III
Prime ostilità
Il
generalissimo Radetzki, attorniato da uno stato maggiore di teutomani, agognava
al momento di far sangue e roba, millantandosi di voler rifare in Italia le
stragi di Galizia. Come dubitarne, quando si vedeva comparire nello stesso
tempo in Brescia con autorità militare il carnefice Benedek, e con autorità
civile il fratello del carnefice Breindl? Al primo di gennaio, i giovani di
tutto il regno si erano invitati fra loro a non fumar più tabacco, per togliere
alla finanza austriaca una delle sue principali entrate. Lo stato-maggiore
distribuì tosto trentamila cigari ai soldati, e dando loro quanto denaro
bastasse a ubriacarli, li mandò ad accattar briga in città. I medici delle
prigioni riconobbero nelle vie bande di condannati, alcuni in atto di fumare
per irritare il popolo, altri in atto d'urlare dietro ai soldati che fumavano.

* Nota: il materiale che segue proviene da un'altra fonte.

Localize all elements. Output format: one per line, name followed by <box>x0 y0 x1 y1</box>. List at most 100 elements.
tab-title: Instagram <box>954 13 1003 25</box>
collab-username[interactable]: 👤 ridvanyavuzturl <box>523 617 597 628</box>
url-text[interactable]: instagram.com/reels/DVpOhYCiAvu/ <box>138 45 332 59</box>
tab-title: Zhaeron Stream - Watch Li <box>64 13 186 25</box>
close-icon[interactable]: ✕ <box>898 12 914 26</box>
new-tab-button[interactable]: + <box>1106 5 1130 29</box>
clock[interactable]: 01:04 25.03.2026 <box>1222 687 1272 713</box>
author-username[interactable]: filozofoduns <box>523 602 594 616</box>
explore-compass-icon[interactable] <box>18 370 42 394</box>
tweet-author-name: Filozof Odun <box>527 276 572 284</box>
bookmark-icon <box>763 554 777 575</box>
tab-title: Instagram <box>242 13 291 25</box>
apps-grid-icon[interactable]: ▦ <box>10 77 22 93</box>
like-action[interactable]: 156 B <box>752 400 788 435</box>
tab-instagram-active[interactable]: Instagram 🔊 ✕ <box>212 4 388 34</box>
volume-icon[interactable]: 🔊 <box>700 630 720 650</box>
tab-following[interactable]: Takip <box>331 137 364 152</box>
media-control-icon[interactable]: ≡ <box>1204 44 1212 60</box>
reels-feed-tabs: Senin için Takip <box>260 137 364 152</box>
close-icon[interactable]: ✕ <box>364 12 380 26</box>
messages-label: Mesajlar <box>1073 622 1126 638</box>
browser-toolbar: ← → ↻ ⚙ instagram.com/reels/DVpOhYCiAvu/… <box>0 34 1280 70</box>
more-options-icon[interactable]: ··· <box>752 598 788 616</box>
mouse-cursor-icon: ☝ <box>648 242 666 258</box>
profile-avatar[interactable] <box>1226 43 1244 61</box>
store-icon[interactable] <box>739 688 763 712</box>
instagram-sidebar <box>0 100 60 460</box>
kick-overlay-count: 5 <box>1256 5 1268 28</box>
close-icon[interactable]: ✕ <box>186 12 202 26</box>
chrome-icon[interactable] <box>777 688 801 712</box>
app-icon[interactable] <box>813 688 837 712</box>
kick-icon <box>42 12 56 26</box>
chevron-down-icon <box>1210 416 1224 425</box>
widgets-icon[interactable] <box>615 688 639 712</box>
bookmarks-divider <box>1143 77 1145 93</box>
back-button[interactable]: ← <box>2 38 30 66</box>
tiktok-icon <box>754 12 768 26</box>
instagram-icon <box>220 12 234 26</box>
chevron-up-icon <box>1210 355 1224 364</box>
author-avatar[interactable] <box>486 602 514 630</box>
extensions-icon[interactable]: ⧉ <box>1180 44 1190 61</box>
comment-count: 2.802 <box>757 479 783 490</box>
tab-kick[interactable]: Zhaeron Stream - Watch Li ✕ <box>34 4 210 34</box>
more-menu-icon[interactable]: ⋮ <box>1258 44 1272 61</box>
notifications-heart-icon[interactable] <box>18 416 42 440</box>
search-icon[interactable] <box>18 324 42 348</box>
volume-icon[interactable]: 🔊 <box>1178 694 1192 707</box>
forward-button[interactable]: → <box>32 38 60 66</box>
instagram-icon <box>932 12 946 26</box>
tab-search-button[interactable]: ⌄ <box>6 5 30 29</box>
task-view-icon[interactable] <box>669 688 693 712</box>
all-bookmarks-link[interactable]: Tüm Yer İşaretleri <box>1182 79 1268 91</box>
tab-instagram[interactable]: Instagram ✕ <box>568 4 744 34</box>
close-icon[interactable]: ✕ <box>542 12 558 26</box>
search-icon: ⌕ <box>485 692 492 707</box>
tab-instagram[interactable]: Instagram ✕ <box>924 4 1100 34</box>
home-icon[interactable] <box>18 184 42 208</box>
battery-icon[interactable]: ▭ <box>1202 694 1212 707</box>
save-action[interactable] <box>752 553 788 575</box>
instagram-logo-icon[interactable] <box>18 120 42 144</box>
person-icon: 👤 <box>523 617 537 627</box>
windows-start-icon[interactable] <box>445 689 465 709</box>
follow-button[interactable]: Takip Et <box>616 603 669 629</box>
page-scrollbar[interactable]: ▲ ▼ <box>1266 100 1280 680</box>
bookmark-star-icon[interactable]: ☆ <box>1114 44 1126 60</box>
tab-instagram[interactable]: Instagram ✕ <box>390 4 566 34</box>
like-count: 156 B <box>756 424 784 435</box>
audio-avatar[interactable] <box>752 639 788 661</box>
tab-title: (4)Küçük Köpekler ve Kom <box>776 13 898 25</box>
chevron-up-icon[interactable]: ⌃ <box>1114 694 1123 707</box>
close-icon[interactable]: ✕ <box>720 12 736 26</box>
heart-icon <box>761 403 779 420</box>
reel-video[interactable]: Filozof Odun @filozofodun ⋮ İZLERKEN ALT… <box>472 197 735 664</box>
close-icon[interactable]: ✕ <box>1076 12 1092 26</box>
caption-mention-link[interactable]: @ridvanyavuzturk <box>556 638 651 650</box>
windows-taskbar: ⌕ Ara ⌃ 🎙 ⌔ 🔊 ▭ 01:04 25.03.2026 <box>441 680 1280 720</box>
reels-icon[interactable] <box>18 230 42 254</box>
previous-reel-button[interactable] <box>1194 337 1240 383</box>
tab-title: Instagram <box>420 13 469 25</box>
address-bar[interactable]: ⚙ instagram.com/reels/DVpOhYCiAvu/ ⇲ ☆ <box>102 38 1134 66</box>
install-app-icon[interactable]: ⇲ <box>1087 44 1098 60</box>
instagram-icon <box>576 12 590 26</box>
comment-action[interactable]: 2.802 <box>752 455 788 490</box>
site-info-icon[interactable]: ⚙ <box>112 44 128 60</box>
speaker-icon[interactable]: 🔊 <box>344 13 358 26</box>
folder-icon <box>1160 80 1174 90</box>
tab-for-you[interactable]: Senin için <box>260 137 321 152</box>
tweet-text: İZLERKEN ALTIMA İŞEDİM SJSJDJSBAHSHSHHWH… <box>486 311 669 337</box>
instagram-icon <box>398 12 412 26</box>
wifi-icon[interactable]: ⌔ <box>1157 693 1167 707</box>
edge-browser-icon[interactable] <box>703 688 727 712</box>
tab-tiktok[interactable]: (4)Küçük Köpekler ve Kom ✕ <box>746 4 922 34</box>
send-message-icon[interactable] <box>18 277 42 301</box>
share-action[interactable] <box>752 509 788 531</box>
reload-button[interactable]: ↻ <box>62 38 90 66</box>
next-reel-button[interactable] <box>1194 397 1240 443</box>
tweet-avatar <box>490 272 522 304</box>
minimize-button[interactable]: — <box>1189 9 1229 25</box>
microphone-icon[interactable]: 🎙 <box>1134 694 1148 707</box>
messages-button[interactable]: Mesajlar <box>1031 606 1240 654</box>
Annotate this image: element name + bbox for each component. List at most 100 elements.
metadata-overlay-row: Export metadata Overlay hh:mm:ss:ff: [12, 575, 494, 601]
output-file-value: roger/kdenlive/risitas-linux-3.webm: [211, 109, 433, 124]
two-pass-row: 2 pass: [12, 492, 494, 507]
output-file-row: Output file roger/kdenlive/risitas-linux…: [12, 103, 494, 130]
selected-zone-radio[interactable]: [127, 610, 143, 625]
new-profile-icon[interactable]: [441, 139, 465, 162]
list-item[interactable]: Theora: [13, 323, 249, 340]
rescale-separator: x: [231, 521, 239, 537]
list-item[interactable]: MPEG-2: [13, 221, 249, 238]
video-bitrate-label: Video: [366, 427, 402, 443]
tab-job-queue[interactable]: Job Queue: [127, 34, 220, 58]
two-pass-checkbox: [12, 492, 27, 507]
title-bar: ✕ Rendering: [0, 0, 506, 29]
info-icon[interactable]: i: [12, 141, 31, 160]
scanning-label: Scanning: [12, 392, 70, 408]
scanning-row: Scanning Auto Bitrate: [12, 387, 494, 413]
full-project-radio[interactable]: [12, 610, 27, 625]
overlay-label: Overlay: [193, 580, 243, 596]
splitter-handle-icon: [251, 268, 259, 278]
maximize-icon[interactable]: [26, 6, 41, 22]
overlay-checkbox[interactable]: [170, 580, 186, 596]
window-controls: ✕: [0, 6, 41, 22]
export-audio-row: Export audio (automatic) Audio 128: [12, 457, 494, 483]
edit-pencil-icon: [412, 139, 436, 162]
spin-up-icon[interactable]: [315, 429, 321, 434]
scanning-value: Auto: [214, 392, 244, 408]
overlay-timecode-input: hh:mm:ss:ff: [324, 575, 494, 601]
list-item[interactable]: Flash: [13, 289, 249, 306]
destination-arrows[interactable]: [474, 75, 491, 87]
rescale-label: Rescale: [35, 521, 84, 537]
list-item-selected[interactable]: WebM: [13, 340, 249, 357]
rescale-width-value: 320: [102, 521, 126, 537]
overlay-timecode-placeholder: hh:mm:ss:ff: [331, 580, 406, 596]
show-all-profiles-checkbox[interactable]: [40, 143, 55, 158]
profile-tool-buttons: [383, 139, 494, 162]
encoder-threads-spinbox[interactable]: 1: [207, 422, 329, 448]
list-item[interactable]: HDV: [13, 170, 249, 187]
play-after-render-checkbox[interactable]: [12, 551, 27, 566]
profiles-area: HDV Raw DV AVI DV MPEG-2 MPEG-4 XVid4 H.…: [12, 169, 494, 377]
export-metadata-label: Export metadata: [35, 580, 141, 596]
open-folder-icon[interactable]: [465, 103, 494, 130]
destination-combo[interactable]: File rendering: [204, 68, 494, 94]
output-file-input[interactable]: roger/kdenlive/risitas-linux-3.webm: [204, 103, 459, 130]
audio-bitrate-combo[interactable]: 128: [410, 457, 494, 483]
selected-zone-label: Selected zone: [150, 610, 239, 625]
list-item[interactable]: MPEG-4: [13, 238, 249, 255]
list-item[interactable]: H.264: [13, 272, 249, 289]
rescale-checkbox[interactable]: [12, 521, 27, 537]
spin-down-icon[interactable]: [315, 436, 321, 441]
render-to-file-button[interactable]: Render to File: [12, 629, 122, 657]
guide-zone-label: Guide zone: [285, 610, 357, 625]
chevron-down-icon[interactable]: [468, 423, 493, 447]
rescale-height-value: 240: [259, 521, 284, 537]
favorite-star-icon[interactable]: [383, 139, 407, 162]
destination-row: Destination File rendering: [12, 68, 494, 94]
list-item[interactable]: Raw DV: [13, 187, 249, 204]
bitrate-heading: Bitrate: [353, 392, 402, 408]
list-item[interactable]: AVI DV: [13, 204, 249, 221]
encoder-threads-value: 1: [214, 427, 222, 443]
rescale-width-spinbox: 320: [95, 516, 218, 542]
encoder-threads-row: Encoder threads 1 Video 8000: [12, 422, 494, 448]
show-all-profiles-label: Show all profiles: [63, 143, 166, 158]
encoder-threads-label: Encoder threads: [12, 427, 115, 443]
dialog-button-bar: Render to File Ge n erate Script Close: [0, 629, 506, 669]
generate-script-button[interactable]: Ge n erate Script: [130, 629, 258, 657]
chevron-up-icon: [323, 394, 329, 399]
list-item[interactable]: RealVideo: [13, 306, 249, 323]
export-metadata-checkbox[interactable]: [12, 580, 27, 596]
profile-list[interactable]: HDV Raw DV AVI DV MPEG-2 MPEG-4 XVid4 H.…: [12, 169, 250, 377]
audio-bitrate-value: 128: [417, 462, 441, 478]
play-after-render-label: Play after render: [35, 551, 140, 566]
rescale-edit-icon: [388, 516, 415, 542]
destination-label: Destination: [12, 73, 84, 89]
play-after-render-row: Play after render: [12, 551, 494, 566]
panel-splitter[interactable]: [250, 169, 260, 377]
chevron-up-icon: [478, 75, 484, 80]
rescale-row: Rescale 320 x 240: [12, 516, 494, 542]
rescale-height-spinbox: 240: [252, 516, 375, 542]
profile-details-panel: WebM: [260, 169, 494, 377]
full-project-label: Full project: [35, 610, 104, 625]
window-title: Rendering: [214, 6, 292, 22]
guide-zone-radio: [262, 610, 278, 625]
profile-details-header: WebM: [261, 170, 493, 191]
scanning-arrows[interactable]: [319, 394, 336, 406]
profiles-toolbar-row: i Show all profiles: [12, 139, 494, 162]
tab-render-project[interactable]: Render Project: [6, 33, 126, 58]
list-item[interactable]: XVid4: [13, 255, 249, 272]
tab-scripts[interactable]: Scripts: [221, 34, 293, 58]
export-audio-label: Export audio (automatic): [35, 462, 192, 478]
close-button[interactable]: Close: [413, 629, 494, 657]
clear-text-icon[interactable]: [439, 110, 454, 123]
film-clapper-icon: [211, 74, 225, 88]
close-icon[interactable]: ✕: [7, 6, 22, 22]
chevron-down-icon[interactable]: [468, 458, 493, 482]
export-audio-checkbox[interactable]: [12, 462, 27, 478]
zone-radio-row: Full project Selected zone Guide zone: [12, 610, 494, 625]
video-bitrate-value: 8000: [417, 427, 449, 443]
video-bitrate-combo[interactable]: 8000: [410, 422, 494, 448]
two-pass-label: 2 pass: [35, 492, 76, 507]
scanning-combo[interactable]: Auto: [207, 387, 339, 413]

Alla sera del 3 gennaio, granatieri ungaresi e dragoni tedeschi si avventavano
colle sciabole sulla gente che moveva pacifica per la città; evitando i
giovani, ferivano e uccidevano vecchi e fanciulli. Si seppe che arrestati molti
cittadini si trovarono senz'armi; onde fatta manifesta la vile insidia dei
militari, molti dicevano apertamente: un'altra volta noi pure saremo armati; e
si vedrà!
Frattanto
l'opposizione preparava i materiali della riforma. Poco dopo il 3 giugno, il
matematico Gabrio Piola propose che l'istituto delle scienze facesse rapporto
sull'insegnamento e sulla stampa. Nominati tosto in commissione Pompeo Litta,
Piola, Restelli, Rossi ed io, che fui il relatore, temperandoci dall'acerba
censura del presente, ordinammo il nostro scritto all'ulteriore sviluppo
dell'insegnamento, valendoci di forse quaranta rapporti speciali che furono
alacremente forniti dai colleghi. Dimandammo le riforme suggerite dai tempi,
nell'alte scienze, nell'agricultura, nell'industria, nel servigio sanitario.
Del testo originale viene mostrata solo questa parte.